Issue: MACRO-FUNCTION-ENVIRONMENT
References: MACRO-FUNCTION, p. 144
MACROLET, pp. 113-4
&ENVIRONMENT, pp. 145-6
MACROEXPAND and MACROEXPAND-1, pp. 151-2
Category: ADDITION
Edit history: Version 1, Pavel, March 21, 1988
Version 2, Masinter, 8-Jun-88, (as per cleanup discussion)
Problem description:
The &ENVIRONMENT argument to a macro-expansion function may only be used as
the
second argument to the functions MACROEXPAND and MACROEXPAND-1. It is
sometimes
more convenient, however, to be able to work directly with the more
primitive
function MACRO-FUNCTION, on which MACROEXPAND and MACROEXPAND-1 are
presumably
based. However, since MACRO-FUNCTION does not take an environment
argument, it
cannot be used in situations in which that environment must be taken into
account.
Proposal (MACRO-FUNCTION-ENVIRONMENT:YES):
Add an optional second argument to MACRO-FUNCTION, that argument being an
environment that was passed as the &ENVIRONMENT argument to some macro
expansion
function. If the argument is not given, or the argument is NIL, the null
environment is used. MACRO-FUNCTION will now consider macro definitions
from
that environment in preference to ones in the global environment. It is an
error
to supply the environment argument in a use of MACRO-FUNCTION as a SETF
location
specifier.
Examples:
(macrolet ((foo (&environment env)
(if (macro-function 'bar env)
''yes
''no)))
(list (foo)
(macrolet ((bar () :beep))
(foo))))
=> (no yes)
(setf (macro-function 'bar env) ...) is an error.
Rationale:
Intuitively, the more primitive operation in macro expansion is
not MACROEXPAND or MACROEXPAND-1, yet the environment argument can only be
supplied to the latter functions and not to the former one.

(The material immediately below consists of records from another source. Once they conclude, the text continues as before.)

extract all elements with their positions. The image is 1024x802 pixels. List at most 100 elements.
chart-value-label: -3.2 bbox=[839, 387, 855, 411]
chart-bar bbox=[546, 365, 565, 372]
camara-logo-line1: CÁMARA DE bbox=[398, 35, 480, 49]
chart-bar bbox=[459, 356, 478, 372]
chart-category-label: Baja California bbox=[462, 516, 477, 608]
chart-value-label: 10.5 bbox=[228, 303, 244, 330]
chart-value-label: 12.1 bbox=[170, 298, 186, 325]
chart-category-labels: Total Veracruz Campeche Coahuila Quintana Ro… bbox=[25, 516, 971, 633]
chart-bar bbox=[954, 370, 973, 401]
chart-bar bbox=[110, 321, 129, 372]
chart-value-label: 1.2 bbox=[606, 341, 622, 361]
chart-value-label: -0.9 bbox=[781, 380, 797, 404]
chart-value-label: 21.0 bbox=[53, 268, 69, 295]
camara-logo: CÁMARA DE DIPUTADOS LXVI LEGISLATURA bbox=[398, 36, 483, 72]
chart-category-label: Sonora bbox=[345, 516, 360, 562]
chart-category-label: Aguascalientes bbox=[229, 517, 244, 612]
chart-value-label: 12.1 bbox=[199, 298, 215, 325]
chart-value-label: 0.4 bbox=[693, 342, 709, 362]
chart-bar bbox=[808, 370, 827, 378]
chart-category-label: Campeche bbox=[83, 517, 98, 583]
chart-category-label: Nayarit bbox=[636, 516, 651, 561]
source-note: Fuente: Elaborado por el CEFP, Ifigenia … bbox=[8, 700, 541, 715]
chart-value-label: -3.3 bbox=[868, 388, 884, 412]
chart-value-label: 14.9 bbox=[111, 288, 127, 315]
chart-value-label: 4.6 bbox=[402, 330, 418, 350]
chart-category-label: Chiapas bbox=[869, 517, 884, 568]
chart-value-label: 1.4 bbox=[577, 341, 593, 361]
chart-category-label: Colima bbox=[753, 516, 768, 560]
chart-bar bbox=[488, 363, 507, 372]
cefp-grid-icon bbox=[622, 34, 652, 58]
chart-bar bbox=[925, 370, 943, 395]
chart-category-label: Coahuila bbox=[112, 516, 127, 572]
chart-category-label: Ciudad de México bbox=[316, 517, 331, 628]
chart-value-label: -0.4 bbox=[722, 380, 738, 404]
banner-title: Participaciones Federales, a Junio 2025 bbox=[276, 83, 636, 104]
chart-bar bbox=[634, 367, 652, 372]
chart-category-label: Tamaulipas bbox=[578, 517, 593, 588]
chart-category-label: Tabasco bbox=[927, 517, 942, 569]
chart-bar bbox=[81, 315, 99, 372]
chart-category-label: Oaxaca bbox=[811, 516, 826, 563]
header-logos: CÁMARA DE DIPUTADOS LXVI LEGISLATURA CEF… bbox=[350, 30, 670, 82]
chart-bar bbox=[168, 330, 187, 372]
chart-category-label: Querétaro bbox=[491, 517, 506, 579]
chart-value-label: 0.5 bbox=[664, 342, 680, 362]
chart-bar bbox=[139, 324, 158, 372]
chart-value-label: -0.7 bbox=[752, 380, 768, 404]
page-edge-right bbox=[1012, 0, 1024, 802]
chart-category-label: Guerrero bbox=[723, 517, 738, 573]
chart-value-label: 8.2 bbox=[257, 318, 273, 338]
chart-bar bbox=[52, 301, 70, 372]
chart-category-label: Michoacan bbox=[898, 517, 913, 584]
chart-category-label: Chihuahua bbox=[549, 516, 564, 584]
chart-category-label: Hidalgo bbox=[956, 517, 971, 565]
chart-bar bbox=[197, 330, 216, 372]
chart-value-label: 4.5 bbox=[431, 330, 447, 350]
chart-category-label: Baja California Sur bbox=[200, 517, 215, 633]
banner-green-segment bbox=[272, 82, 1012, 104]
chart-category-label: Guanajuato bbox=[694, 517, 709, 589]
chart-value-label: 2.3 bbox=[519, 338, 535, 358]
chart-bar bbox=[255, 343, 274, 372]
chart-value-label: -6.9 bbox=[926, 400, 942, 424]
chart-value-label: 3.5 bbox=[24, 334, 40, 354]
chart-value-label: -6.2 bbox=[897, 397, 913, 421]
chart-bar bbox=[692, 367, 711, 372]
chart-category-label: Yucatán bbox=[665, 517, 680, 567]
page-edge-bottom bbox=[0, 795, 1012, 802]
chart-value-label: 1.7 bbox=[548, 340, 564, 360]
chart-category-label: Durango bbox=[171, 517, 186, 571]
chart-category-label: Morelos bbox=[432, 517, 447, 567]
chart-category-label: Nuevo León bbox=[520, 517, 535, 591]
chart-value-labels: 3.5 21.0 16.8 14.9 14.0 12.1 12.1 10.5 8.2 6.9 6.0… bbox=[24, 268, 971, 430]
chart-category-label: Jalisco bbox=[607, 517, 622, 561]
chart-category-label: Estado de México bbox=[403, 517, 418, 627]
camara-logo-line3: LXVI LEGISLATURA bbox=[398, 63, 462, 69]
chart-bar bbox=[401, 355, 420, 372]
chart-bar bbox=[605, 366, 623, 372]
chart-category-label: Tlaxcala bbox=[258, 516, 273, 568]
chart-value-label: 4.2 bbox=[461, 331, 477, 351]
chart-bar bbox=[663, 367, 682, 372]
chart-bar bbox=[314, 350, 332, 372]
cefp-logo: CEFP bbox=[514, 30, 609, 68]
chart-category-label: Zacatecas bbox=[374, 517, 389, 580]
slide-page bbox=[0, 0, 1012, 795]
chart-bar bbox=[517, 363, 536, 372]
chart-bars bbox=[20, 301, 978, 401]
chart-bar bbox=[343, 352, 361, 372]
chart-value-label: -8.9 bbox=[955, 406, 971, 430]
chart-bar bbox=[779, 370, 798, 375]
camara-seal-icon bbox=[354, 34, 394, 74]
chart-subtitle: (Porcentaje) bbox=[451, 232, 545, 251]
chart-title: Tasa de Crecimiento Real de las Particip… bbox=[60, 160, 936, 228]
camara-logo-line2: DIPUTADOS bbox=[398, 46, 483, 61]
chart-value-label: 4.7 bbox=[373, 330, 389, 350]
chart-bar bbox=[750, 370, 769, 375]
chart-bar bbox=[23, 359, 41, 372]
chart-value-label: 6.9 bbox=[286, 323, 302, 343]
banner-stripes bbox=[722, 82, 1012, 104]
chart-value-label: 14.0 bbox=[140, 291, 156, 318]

By changing
this
state of affairs, the model of macro expansion becomes somewhat simpler.
Also,
more flexible use of the facility is enabled.
Current practice:
Xerox Common Lisp already implements this proposal. Symbolics Common Lisp,
and Kyoto Common Lisp do not. Lucid Common Lisp did not, but version 3.0
does.
Cost to Implementors:
This is presumably a simple change to make, a small matter of moving the
environment-searching code from MACROEXPAND-1 to MACRO-FUNCTION.
Cost to Users:
The change is upward-compatible and so poses no cost to users.
Cost of non-adoption:
One more (small) semantic wart on the language.
Benefits:
The function that users think of as being more primitive really is.
Aesthetics:
This slightly cleans up the language.
Discussion:
This issue was discussed starting in January 1987, but got tangled in
a web of other related proposals. In its current form, the only objections
have been that some other proposal or committee might otherwise change
macro handling, or that this proposal doesn't fix enough of the problems.